🤖 AI Summary
Singing Voice Synthesis (SVS) requires precise modeling of pitch, duration, and phonetic articulation; however, existing diffusion-based approaches often introduce audible artifacts that degrade naturalness. To address this, we propose an end-to-end waveform-space conditional diffusion model, eliminating the distortion-prone two-stage architecture. Our key contributions are: (1) a reference-guided dual-branch U-Net, incorporating a parallel low-frequency upsampling branch to enhance acoustic detail reconstruction; and (2) replacing the reference audio with degraded ground-truth audio during training to mitigate temporal misalignment, thereby significantly improving pitch contour fidelity and long-range spectral dependency capture. Evaluated on the Opencpop dataset, our method achieves state-of-the-art performance in both objective metrics (e.g., MCD, F0 RMSE) and subjective listening tests (MOS), demonstrating reduced artificial artifacts, enhanced naturalness, and greater expressiveness. Ablation studies confirm the effectiveness of each proposed component.
📝 Abstract
Singing voice synthesis (SVS) aims to generate expressive and high-quality vocals from musical scores, requiring precise modeling of pitch, duration, and articulation. While diffusion-based models have achieved remarkable success in image and video generation, their application to SVS remains challenging due to the complex acoustic and musical characteristics of singing, often resulting in artifacts that degrade naturalness.

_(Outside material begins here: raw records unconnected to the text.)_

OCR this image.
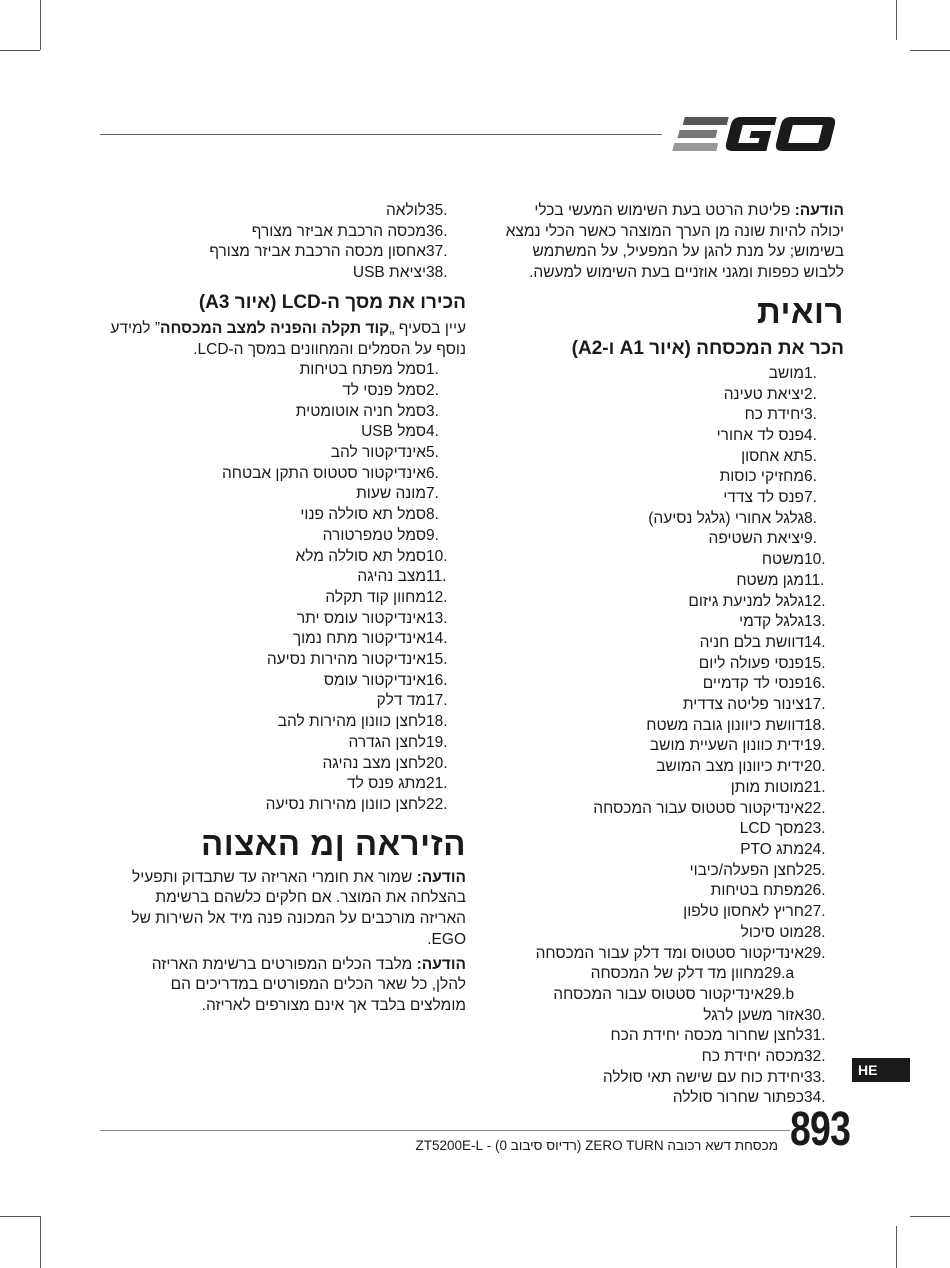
הודעה: פליטת הרטט בעת השימוש המעשי בכלי
יכולה להיות שונה מן הערך המוצהר כאשר הכלי נמצא
בשימוש; על מנת להגן על המפעיל, על המשתמש
ללבוש כפפות ומגני אוזניים בעת השימוש למעשה.
רואית
הכר את המכסחה (איור A1 ו-A2)
1.
מושב
2.
יציאת טעינה
3.
יחידת כח
4.
פנס לד אחורי
5.
תא אחסון
6.
מחזיקי כוסות
7.
פנס לד צדדי
8.
גלגל אחורי (גלגל נסיעה)
9.
יציאת השטיפה
10.
משטח
11.
מגן משטח
12.
גלגל למניעת גיזום
13.
גלגל קדמי
14.
דוושת בלם חניה
15.
פנסי פעולה ליום
16.
פנסי לד קדמיים
17.
צינור פליטה צדדית
18.
דוושת כיוונון גובה משטח
19.
ידית כוונון השעיית מושב
20.
ידית כיוונון מצב המושב
21.
מוטות מותן
22.
אינדיקטור סטטוס עבור המכסחה
23.
מסך LCD
24.
מתג PTO
25.
לחצן הפעלה/כיבוי
26.
מפתח בטיחות
27.
חריץ לאחסון טלפון
28.
מוט סיכול
29.
אינדיקטור סטטוס ומד דלק עבור המכסחה
29.a
מחוון מד דלק של המכסחה
29.b
אינדיקטור סטטוס עבור המכסחה
30.
אזור משען לרגל
31.
לחצן שחרור מכסה יחידת הכח
32.
מכסה יחידת כח
33.
יחידת כוח עם שישה תאי סוללה
34.
כפתור שחרור סוללה
35.
לולאה
36.
מכסה הרכבת אביזר מצורף
37.
אחסון מכסה הרכבת אביזר מצורף
38.
יציאת USB
הכירו את מסך ה-LCD (איור A3)
עיין בסעיף „קוד תקלה והפניה למצב המכסחה” למידע
נוסף על הסמלים והמחוונים במסך ה-LCD.
1.
סמל מפתח בטיחות
2.
סמל פנסי לד
3.
סמל חניה אוטומטית
4.
סמל USB
5.
אינדיקטור להב
6.
אינדיקטור סטטוס התקן אבטחה
7.
מונה שעות
8.
סמל תא סוללה פנוי
9.
סמל טמפרטורה
10.
סמל תא סוללה מלא
11.
מצב נהיגה
12.
מחוון קוד תקלה
13.
אינדיקטור עומס יתר
14.
אינדיקטור מתח נמוך
15.
אינדיקטור מהירות נסיעה
16.
אינדיקטור עומס
17.
מד דלק
18.
לחצן כוונון מהירות להב
19.
לחצן הגדרה
20.
לחצן מצב נהיגה
21.
מתג פנס לד
22.
לחצן כוונון מהירות נסיעה
הזיראה ןמ האצוה
הודעה: שמור את חומרי האריזה עד שתבדוק ותפעיל
בהצלחה את המוצר. אם חלקים כלשהם ברשימת
האריזה מורכבים על המכונה פנה מיד אל השירות של
EGO.
הודעה: מלבד הכלים המפורטים ברשימת האריזה
להלן, כל שאר הכלים המפורטים במדריכים הם
מומלצים בלבד אך אינם מצורפים לאריזה.
HE
893
מכסחת דשא רכובה ZERO TURN (רדיוס סיבוב 0) - ZT5200E-L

In this work, we propose SmoothSinger, a conditional diffusion model designed to synthesize high quality and natural singing voices. Unlike prior methods that depend on vocoders as a final stage and often introduce distortion, SmoothSinger refines low-quality synthesized audio directly in a unified framework, mitigating the degradation associated with two-stage pipelines. The model adopts a reference-guided dual-branch architecture, using low-quality audio from any baseline system as a reference to guide the denoising process, enabling more expressive and context-aware synthesis. Furthermore, it enhances the conventional U-Net with a parallel low-frequency upsampling path, allowing the model to better capture pitch contours and long term spectral dependencies. To improve alignment during training, we replace reference audio with degraded ground truth audio, addressing temporal mismatch between reference and target signals. Experiments on the Opencpop dataset, a large-scale Chinese singing corpus, demonstrate that SmoothSinger achieves state-of-the-art results in both objective and subjective evaluations. Extensive ablation studies confirm its effectiveness in reducing artifacts and improving the naturalness of synthesized voices.